Danish government wants higher commuter tax deductions in rural areas

Ritzau/The Local
Ritzau/The Local - [email protected]
Danish government wants higher commuter tax deductions in rural areas
Commuters in rural areas could get additional tax deductions. Photo: Tim Kildeborg Jensen/Ritzau Scanpix

The Danish government’s upcoming 2024 budget could provide incentives to commute from rural regions through higher tax subsidies and lower ferry fares.


The government is to propose higher rates for the befordringsfradrag commuter tax subsidy in the 2024 budget, economy minister Jakob Ellemann-Jensen told news wire Ritzau.

Other measures such as cheaper ferry tickets will also be proposed in a plan to cut transport costs in rural regions.

“We want to prioritise new initiatives that will make transport easier in rural districts. This will be both in relation to sailing on ferries and with tax breaks for Danes [people who pay tax in Denmark., ed.] who commute to and from work,” Ellemann-Jensen said.

The government will this week present a draft 2024 budget. The draft budget will include 100 million kroner per year for the next four years to be spent on the commuter tax subsidy and to implement a so-called “full B-road principle” (fuldt landevejsprincip) meaning it will be cheaper to travel by ferry anywhere in Denmark.

The ferry subsidies will cost the government 51 million kroner per year, with money set aside for the next four years.


Overall, some 600 million kroner or 150 million kroner annually will be budgeted for the plan. That is in addition to existing subsidies, which already provide for reduce fares on 33 ferry routes in 21 municipalities in the 46 weeks of the year outside of peak tourism season.

The aim of the new subsidies will be to fully equalise the cost of travelling by ferry compared to road, according to Ellemann-Jensen.

The additional spending on the befordringsfradrag commuter tax subsidy is proposed with rural areas specifically in mind, the minister said. Specific details will be included in the draft budget, expected to be presented later this week.

“We don’t want living in the country to be the same as the city, because there are many differences and so should there be. But this is about making it possible and financially attractive to live in all parts of Denmark,” he said.


Denmark’s tax deductions which commuters can qualify for, befordringsfradrag in Danish, are designed to cover the cost of travelling to and from work over a set minimum distance. It applies to rail and car journeys alike. The deduction is always calculated based on kilometres travelled if the journey was made by car, even if it was actually made by train.

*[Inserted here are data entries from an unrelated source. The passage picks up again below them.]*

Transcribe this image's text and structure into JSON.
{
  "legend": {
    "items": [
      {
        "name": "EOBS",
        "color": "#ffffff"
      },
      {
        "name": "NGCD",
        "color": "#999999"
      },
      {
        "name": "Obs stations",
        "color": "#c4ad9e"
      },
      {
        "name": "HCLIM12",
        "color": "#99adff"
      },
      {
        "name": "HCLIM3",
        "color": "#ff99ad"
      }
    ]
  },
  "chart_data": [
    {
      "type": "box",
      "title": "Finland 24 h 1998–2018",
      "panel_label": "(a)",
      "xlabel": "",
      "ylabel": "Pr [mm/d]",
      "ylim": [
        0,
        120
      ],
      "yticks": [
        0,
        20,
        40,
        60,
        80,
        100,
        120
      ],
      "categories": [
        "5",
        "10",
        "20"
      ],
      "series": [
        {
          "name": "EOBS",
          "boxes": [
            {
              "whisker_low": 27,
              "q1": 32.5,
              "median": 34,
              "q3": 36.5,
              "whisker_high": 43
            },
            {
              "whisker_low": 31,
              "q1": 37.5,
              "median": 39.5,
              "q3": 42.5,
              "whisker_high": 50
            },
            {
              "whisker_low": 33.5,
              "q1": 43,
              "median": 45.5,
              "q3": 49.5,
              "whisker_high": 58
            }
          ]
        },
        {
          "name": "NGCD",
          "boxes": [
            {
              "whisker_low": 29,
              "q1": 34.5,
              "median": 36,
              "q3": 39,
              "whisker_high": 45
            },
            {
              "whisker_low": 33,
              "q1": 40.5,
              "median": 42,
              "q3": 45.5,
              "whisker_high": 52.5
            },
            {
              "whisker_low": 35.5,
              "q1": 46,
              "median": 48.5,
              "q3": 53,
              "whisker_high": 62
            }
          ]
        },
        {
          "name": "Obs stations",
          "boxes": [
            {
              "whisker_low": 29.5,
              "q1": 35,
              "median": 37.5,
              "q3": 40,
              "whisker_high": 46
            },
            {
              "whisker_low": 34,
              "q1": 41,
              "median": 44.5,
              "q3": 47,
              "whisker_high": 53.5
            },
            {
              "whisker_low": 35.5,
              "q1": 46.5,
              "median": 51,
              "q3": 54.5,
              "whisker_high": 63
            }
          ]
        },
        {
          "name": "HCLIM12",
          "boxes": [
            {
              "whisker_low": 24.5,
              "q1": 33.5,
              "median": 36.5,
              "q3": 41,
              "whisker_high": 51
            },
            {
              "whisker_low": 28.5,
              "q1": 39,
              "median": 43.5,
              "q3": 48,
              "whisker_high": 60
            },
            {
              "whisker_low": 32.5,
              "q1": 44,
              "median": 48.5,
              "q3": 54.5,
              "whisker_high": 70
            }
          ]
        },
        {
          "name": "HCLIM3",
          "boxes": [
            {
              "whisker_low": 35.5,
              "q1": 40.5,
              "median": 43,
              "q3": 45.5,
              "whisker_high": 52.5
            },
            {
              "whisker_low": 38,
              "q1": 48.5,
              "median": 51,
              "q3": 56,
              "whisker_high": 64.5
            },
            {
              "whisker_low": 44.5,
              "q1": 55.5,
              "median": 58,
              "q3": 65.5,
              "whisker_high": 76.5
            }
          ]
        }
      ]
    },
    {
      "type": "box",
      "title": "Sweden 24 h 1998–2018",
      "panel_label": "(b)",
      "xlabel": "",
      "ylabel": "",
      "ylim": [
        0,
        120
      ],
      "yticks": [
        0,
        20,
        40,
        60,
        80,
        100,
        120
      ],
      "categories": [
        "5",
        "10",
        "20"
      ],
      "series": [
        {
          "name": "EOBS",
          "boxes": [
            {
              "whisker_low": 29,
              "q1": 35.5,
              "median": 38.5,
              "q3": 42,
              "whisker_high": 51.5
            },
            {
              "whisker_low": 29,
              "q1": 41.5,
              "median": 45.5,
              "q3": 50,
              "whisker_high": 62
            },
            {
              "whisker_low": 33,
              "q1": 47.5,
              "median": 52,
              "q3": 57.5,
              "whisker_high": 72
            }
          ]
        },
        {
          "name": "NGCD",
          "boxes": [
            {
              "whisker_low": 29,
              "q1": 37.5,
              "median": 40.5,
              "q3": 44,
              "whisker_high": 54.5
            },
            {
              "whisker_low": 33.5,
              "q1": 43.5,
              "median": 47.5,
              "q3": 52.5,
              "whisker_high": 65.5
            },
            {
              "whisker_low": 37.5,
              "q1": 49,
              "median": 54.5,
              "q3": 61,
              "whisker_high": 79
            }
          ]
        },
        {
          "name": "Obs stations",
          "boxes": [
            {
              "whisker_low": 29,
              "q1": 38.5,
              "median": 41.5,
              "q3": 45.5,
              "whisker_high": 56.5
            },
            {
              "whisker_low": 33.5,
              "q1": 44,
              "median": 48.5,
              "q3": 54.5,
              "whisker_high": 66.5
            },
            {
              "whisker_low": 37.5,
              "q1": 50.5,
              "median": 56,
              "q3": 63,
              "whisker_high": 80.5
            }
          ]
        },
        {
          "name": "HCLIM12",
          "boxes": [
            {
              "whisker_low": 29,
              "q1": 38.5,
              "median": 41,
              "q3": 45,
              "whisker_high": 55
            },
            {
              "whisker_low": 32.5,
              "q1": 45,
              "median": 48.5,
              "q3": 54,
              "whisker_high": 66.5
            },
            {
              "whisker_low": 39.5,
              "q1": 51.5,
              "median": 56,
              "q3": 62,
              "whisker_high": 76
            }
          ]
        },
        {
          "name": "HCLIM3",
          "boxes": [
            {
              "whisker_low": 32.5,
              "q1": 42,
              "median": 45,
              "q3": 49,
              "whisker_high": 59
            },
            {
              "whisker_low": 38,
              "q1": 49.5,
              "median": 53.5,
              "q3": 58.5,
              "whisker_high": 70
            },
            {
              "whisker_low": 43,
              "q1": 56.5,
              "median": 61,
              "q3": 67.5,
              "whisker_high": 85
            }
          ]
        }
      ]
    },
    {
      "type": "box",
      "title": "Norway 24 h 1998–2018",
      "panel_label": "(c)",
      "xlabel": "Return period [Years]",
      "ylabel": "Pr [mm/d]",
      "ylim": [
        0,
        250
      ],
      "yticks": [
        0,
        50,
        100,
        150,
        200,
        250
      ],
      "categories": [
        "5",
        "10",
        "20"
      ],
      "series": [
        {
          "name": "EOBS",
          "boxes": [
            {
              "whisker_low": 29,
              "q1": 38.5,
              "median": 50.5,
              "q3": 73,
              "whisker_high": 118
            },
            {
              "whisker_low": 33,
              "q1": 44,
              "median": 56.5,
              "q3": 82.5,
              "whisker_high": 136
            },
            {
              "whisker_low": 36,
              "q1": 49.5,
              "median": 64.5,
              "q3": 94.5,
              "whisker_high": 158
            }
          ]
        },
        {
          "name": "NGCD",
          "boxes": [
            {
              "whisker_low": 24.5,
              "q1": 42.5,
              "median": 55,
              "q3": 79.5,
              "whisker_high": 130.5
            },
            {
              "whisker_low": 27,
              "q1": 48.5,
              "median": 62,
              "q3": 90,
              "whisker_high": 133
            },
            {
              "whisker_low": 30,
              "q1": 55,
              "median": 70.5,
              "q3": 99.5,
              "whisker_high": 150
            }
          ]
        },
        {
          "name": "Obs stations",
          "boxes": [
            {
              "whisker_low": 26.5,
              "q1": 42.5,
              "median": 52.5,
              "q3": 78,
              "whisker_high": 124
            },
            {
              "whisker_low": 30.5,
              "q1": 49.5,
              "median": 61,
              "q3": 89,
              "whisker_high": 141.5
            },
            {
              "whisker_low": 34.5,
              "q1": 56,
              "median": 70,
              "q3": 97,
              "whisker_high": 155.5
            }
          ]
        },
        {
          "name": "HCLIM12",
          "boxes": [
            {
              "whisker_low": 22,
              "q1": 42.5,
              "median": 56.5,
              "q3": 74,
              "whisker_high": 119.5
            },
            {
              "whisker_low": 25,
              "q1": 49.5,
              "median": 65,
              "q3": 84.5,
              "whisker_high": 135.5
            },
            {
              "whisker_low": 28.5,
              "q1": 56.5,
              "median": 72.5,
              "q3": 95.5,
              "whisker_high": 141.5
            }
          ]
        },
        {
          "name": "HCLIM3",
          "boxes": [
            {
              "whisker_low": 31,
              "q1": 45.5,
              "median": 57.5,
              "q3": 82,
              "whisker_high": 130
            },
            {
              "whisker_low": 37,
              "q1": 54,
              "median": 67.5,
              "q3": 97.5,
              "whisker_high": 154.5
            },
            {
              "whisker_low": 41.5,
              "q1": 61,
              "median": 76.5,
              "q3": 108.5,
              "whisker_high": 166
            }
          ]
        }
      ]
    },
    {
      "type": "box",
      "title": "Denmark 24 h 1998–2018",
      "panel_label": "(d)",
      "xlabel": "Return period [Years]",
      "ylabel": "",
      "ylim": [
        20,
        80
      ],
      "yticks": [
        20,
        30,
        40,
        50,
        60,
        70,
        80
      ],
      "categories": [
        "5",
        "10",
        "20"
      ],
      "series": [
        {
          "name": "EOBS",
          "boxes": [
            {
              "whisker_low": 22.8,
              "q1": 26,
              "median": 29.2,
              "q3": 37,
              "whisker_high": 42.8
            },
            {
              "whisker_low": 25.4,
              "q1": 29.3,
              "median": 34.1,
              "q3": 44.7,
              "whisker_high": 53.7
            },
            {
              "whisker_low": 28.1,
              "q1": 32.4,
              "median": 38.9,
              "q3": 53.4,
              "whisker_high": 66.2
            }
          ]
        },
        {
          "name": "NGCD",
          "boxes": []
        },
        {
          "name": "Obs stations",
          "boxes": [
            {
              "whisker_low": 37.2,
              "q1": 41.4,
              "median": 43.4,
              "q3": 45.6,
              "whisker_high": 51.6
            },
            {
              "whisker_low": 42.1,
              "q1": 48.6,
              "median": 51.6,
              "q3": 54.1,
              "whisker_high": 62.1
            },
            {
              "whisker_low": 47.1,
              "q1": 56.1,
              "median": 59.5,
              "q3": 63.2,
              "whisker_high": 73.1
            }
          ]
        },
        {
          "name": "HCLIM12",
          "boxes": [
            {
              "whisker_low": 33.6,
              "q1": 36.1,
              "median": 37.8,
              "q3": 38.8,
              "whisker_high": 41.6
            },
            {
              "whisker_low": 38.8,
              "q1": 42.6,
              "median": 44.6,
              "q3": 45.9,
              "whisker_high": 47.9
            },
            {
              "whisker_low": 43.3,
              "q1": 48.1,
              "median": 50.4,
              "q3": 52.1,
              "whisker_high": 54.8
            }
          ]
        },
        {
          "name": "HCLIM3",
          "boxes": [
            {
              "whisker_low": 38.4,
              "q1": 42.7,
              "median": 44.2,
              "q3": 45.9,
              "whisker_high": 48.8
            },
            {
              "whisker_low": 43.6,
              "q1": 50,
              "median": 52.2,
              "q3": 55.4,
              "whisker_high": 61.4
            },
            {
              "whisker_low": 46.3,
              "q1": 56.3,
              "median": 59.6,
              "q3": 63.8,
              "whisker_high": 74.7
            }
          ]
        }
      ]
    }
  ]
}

Commuters can claim the deduction if they travel over 24 kilometres to get to and from work over (12 kilometres each way), with commuters who travel by rail or and those who use their private vehicles to get to work both able to claim.

READ ALSO: Four ways to (legally) lower your tax bill in Denmark

Commuters already receive a higher tax subsidy in 25 municipalities which have been designated as “outer” municipalities, where commuting distances are likely to be longer. commuters receive an increased driving allowance. A similar benefit is available on 10 small islands.

A spokesperson for motorists’ interest organisation FDM called the measure a “pin-prick operation”.

“Of course, it will mean something for a few people if they are the ones you want reach,” FDM head of department Torben Kudsk told Ritzau.

“It's fine that [the government] wants to do a pin-prick operation for those who live in very rural areas, because there is definitely a problem for people who live out there,” he said.

FDM wants the government to more broadly change the way the commuter subsidy is calculated, Kudsk said.

“FDM takes the general position that the commuter deduction which applies to everyone else is simply too low to have the optimal effect,” he said.

“Especially the part of the calculation that accounts for cars becoming less valuable as they age. That amount has been unchanged for 15 years,” he said.

Around 1.2 million people in Denmark claim the commuter deduction each year, according to the Danish Tax Agency.